Frankly, as far as I am concerned the mainstream publishing establishment, which is centered in New York (as if that wasn’t sufficient punishment) may ride off into the sunset any time now. Words like “incestuous” and “culturally-blind” come to mind, as well as “arrogant” and “exploitative.”

Kind of like Hollywood, in a lot of ways, and for more than just creative accounting and abusive supervisors. There are more – many more! writers who want to be published, just as there are more good actors and actresses who want a part in a blockbuster movie a good TV series (for value of good, read “long-running and well-remunerated.” Such slots available are parsimoniously sparse, in comparison to those desiring them, so much so that those who are in control of those places may pick and choose among them, utilizing criteria which … well, never mind.
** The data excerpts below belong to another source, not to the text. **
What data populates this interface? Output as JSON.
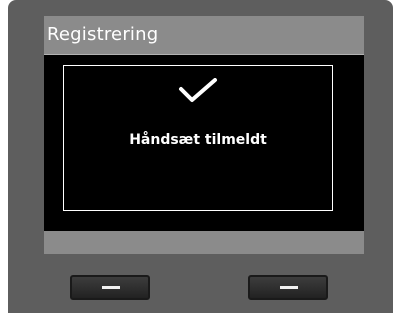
{
  "header": {
    "title": "Registrering"
  },
  "dialog": {
    "icon": "checkmark-icon",
    "message": "Håndsæt tilmeldt"
  },
  "softkeys": {
    "left": {
      "icon": "dash-icon"
    },
    "right": {
      "icon": "dash-icon"
    }
  },
  "colors": {
    "bezel": "#5e5e5e",
    "screen_gray": "#8b8b8b",
    "content_bg": "#000000",
    "text": "#ffffff"
  }
}
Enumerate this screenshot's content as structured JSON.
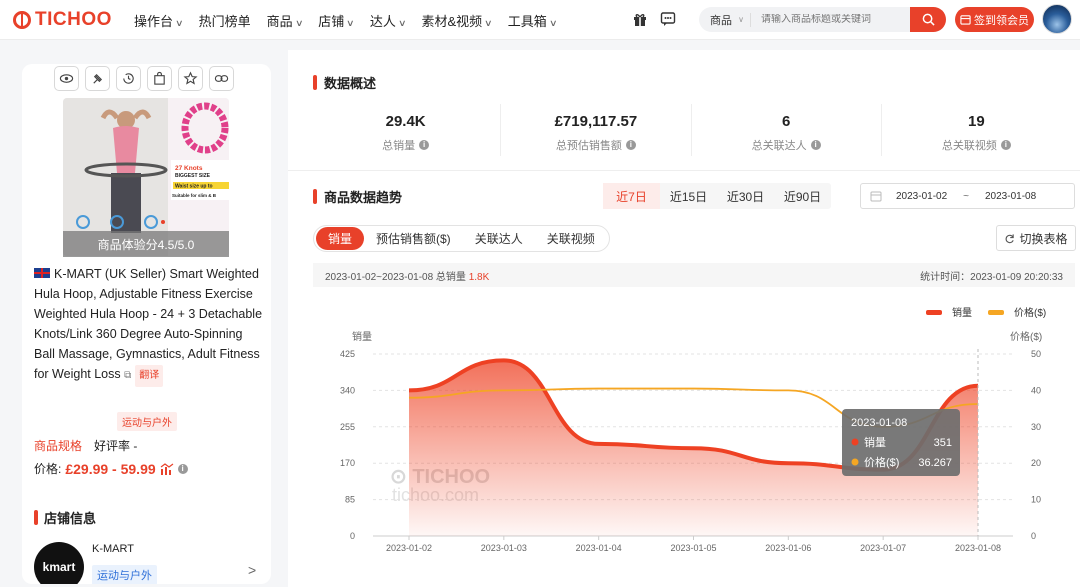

Many are called and few are chosen, and lucky are those who are not judged by submission unto the casting couch. Would that actors and writers could be judged by sheer raw talent, but I kind of suspect that the Hollywood casting couch and an affinity/connections among the establishment literati in New York counted for far, far more.
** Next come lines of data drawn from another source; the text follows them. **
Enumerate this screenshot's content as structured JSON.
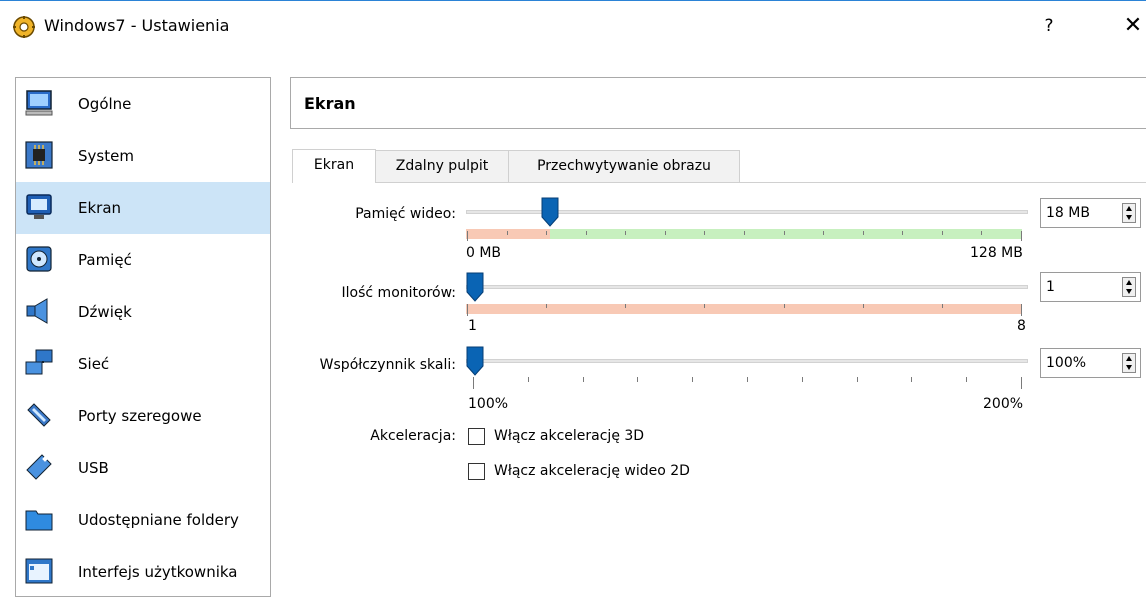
{
  "window": {
    "title": "Windows7 - Ustawienia",
    "help_label": "?",
    "close_label": "✕"
  },
  "sidebar": {
    "items": [
      {
        "label": "Ogólne",
        "icon": "monitor-icon"
      },
      {
        "label": "System",
        "icon": "chip-icon"
      },
      {
        "label": "Ekran",
        "icon": "display-icon",
        "selected": true
      },
      {
        "label": "Pamięć",
        "icon": "storage-icon"
      },
      {
        "label": "Dźwięk",
        "icon": "speaker-icon"
      },
      {
        "label": "Sieć",
        "icon": "network-icon"
      },
      {
        "label": "Porty szeregowe",
        "icon": "serial-port-icon"
      },
      {
        "label": "USB",
        "icon": "usb-icon"
      },
      {
        "label": "Udostępniane foldery",
        "icon": "folder-icon"
      },
      {
        "label": "Interfejs użytkownika",
        "icon": "ui-window-icon"
      }
    ]
  },
  "header": {
    "title": "Ekran"
  },
  "tabs": [
    {
      "label": "Ekran",
      "active": true
    },
    {
      "label": "Zdalny pulpit"
    },
    {
      "label": "Przechwytywanie obrazu"
    }
  ],
  "video_memory": {
    "label": "Pamięć wideo:",
    "min_label": "0 MB",
    "max_label": "128 MB",
    "value_display": "18 MB",
    "value": 18,
    "min": 0,
    "max": 128
  },
  "monitors": {
    "label": "Ilość monitorów:",
    "min_label": "1",
    "max_label": "8",
    "value_display": "1",
    "value": 1,
    "min": 1,
    "max": 8
  },
  "scale_factor": {
    "label": "Współczynnik skali:",
    "min_label": "100%",
    "max_label": "200%",
    "value_display": "100%",
    "value": 100,
    "min": 100,
    "max": 200
  },
  "acceleration": {
    "label": "Akceleracja:",
    "options": [
      {
        "label": "Włącz akcelerację 3D",
        "checked": false
      },
      {
        "label": "Włącz akcelerację wideo 2D",
        "checked": false
      }
    ]
  },
  "colors": {
    "accent": "#0a64b4",
    "selected_bg": "#cce4f7",
    "scale_red": "#f8c9b5",
    "scale_green": "#c7f0bf"
  }
}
Not that I am bitter, or anything; at least I have indy publishing, whereas a talented actor/actress who doesn’t want to go the casting-couch route has no other options besides local little theater, or maybe small video productions streamed over the net. I am nowhere near the sales or the princely income of any champion indy-published author, yet I do make a nice bit of change from my twenty or so books out there, and I have a fair number of regional fans. I don’t regret in the least that I never got past the point of sending out an endless series of letters and sample chapters to literary agencies – nearly all of whom were, oddly enough, in New York. I don’t regret in the least that I might otherwise have a score of unborn and unread novels buried in a desk drawer someplace, and given up, under the previous way of publishing. Woody Allen is perfectly free to hire an editor, cover artist and book designer, and publish and market his memoir independently, just as I had suggested that Paula Deen do, when her cookbook got cancelled in the outrage storm several years ago.
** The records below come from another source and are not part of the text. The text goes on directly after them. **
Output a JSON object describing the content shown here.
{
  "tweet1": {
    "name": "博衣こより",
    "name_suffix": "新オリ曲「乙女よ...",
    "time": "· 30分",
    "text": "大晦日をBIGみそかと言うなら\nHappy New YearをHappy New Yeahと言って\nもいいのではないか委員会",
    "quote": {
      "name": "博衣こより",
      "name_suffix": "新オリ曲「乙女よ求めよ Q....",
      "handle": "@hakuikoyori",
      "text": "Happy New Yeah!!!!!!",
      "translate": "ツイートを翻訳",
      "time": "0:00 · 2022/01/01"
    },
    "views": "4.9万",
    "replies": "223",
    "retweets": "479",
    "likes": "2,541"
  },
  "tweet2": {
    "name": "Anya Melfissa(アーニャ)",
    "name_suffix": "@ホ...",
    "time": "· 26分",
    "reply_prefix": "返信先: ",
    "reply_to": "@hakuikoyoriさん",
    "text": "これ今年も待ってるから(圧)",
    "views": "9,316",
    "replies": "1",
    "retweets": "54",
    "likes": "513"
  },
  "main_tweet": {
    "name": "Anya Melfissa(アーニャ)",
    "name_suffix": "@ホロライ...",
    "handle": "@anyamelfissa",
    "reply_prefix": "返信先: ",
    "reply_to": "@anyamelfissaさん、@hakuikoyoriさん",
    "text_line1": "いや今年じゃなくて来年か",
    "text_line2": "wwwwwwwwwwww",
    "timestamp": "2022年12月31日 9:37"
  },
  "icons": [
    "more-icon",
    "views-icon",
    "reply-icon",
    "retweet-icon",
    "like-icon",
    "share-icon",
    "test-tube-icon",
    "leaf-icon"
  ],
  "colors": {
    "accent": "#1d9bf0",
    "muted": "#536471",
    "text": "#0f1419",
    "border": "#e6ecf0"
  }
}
Eh … the establishment publishing bodies appear to be an insular lot, when it comes to judging appeal to a wider audience, a regional audience, or even just fans of a genre which (for some unfathomable reason) was declared to be infra dig – like Westerns were. Or … TV shows set in rural settings, some decades ago. Popular they were, too – shows like Green Acres, and all the rest cancelled in what has become called “The Rural Purge,” all because the decision-markers in TV programming decided that they wanted to appeal to a more urban and presumably wealthier segment of the public. My sense is that establishment publishing is withdrawing even more markedly, into an even tighter and tighter circle, while independent authors go on their merry way, undisturbed. Discuss as you wish.